La ciencia occidental hace la afirmación de que la objetividad e intencionalidad puras destierran la subjetividad de sus explicaciones en favor de enfoques reduccionistas y estrictamente materialistas. Yo estoy entrenada como científica, y honro la importancia de este método. Hay buenas razones para que exista cuando las preguntas a responder son de «cierto o falso». Pero hay otras preguntas más grandes, para las que la exclusión de los valores humanos podría llevar a resultados no planeados.

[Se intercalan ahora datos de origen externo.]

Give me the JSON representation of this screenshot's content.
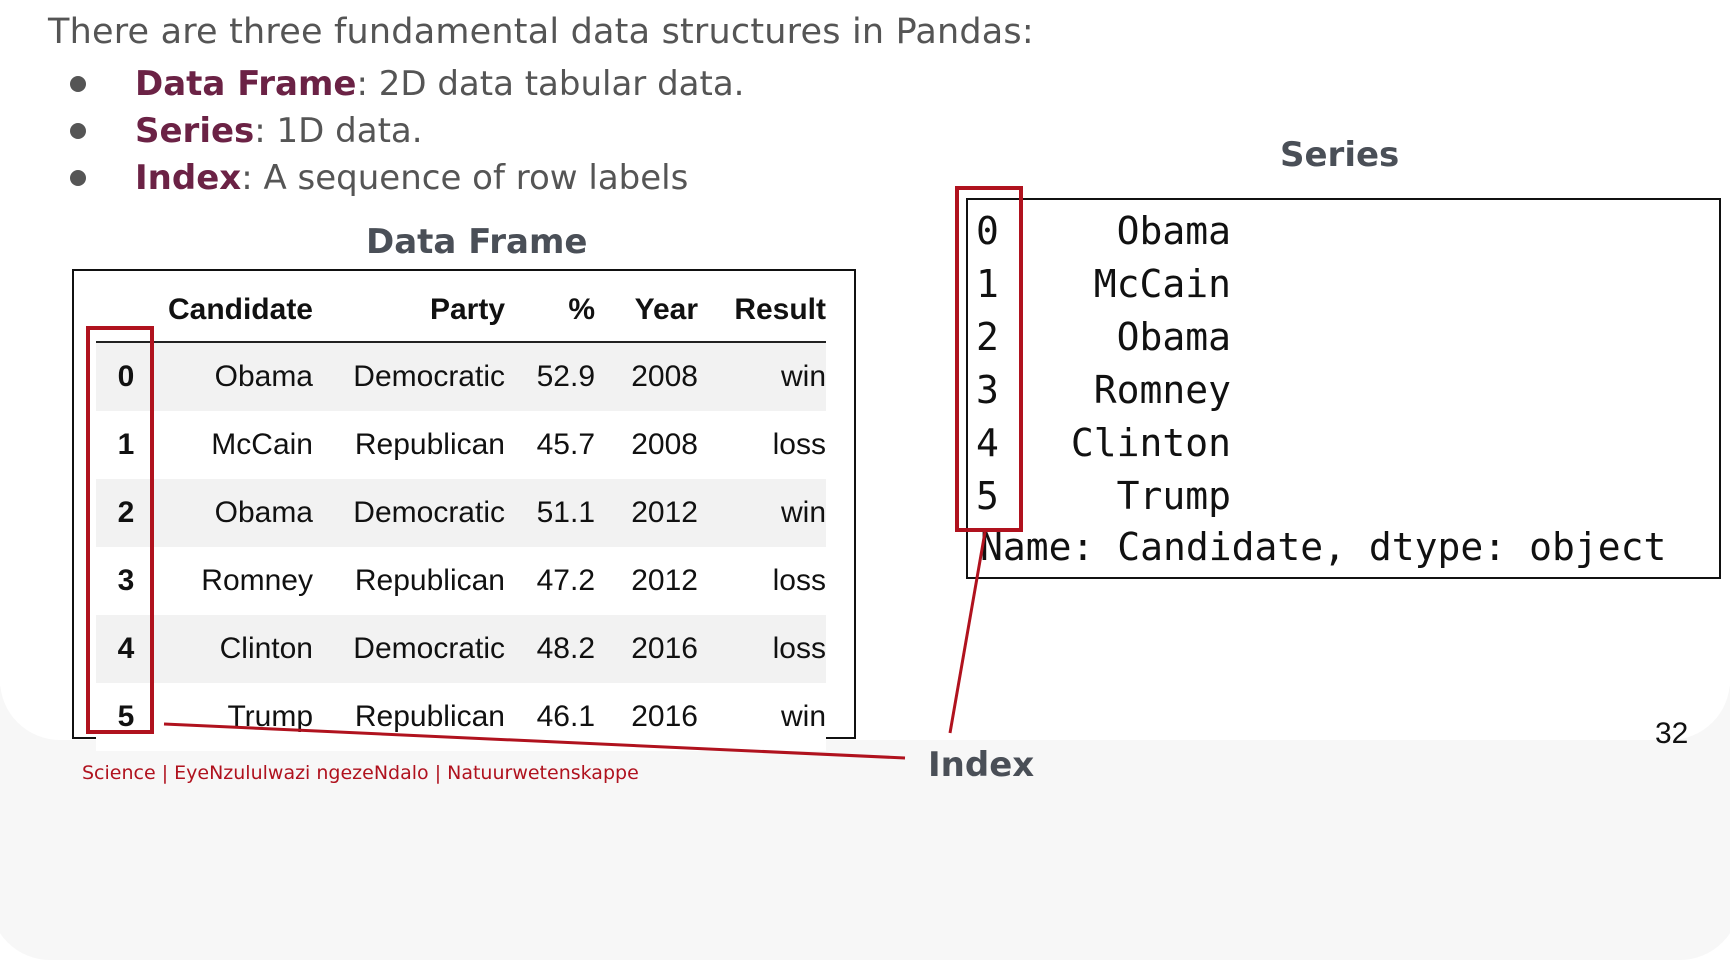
{
  "intro": "There are three fundamental data structures in Pandas:",
  "bullets": [
    {
      "term": "Data Frame",
      "desc": ": 2D data tabular data."
    },
    {
      "term": "Series",
      "desc": ": 1D data."
    },
    {
      "term": "Index",
      "desc": ": A sequence of row labels"
    }
  ],
  "dataframe": {
    "caption": "Data Frame",
    "columns": [
      "",
      "Candidate",
      "Party",
      "%",
      "Year",
      "Result"
    ],
    "rows": [
      [
        "0",
        "Obama",
        "Democratic",
        "52.9",
        "2008",
        "win"
      ],
      [
        "1",
        "McCain",
        "Republican",
        "45.7",
        "2008",
        "loss"
      ],
      [
        "2",
        "Obama",
        "Democratic",
        "51.1",
        "2012",
        "win"
      ],
      [
        "3",
        "Romney",
        "Republican",
        "47.2",
        "2012",
        "loss"
      ],
      [
        "4",
        "Clinton",
        "Democratic",
        "48.2",
        "2016",
        "loss"
      ],
      [
        "5",
        "Trump",
        "Republican",
        "46.1",
        "2016",
        "win"
      ]
    ]
  },
  "series": {
    "caption": "Series",
    "items": [
      {
        "index": "0",
        "value": "Obama"
      },
      {
        "index": "1",
        "value": "McCain"
      },
      {
        "index": "2",
        "value": "Obama"
      },
      {
        "index": "3",
        "value": "Romney"
      },
      {
        "index": "4",
        "value": "Clinton"
      },
      {
        "index": "5",
        "value": "Trump"
      }
    ],
    "footer": "Name: Candidate, dtype: object"
  },
  "index_label": "Index",
  "footer_text": "Science | EyeNzululwazi ngezeNdalo | Natuurwetenskappe",
  "page_number": "32",
  "colors": {
    "accent": "#6b2245",
    "highlight": "#b0121e",
    "text": "#555555"
  }
}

Se dice que los cuatro colores de mi mazorca flint del Red Lake representan los cuatro colores de la rueda medicinal, que es un símbolo del enfoque holístico indígena hacia la generación de conocimiento. Entre sus significados, los cuatro colores nos recuerdan que nosotres humanes tenemos cuatro formas de percibir y entender el mundo, con mente, cuerpo, emoción y espíritu. No hay una separación estricta entre lo subjetivo y objetivo, sino un estímulo a considerar lo que podríamos aprender al usar cada una de estas poderosas habilidades. La combinación brinda intuición no sólo para preguntas de «cierto y falso», también para preguntas de «correcto o incorrecto».
El maíz es tan central para la vida que tiene un lugar poderoso en las historias de la creación de les Mayas. Después de hacer la hermosa Tierra, les dioses creadores se pusieron a hacer seres dignes de estos regalos. Después de varios intentos fallidos, los creadores gemelos tomaron dos colores diferentes de maíz y con ellos formaron a les humanes. Las personas hechas de maíz fueron de lo más agradable para los dioses, por su gratitud hacia la vida, su cuidado hacia otres seres y su alegría. Maíz, Madre de Todas las Cosas, le dio vida a las personas. Los libros que registraban estas historias fueron quemados por los colonizadores, que se veían a sí mismos creados a imagen de dios, no de una humilde planta.
Les bioquímiques confirman que de hecho somos personas hechas de maíz. Por su fotosíntesis inusual, el maíz deja una firma en nuestros tejidos escrita con su proporción particular de isótopos de carbono. Las personas consumidoras de maíz de las Américas llevan en su carne una proporción de estos isótopos muy diferente al de las consumidoras de trigo de Europa, o las consumidoras de arroz de Asia. Une bioquímique concluyó que les Americanes somos «Tostitos caminantes», básicamente. Si vas por el supermercado leyendo etiquetas, encontrarás que cerca del 70% de las comidas procesadas contienen maíz en alguna de sus formas: jarabe de maíz, aceite de maíz, maicena, y más. Los huevos, lácteos y la carne llegan a nuestros platos y entran a nuestras células a través del maíz del que se alimentan. El maíz es la base de nuestra cadena alimenticia. Qué irónico es que al inicio los conquistadores tenían miedo de comer este delicioso grano, pensando que si comían la comida de les «salvajes» se convertirían en ellos. Desafortunadamente, ese miedo probó no tener fundamento.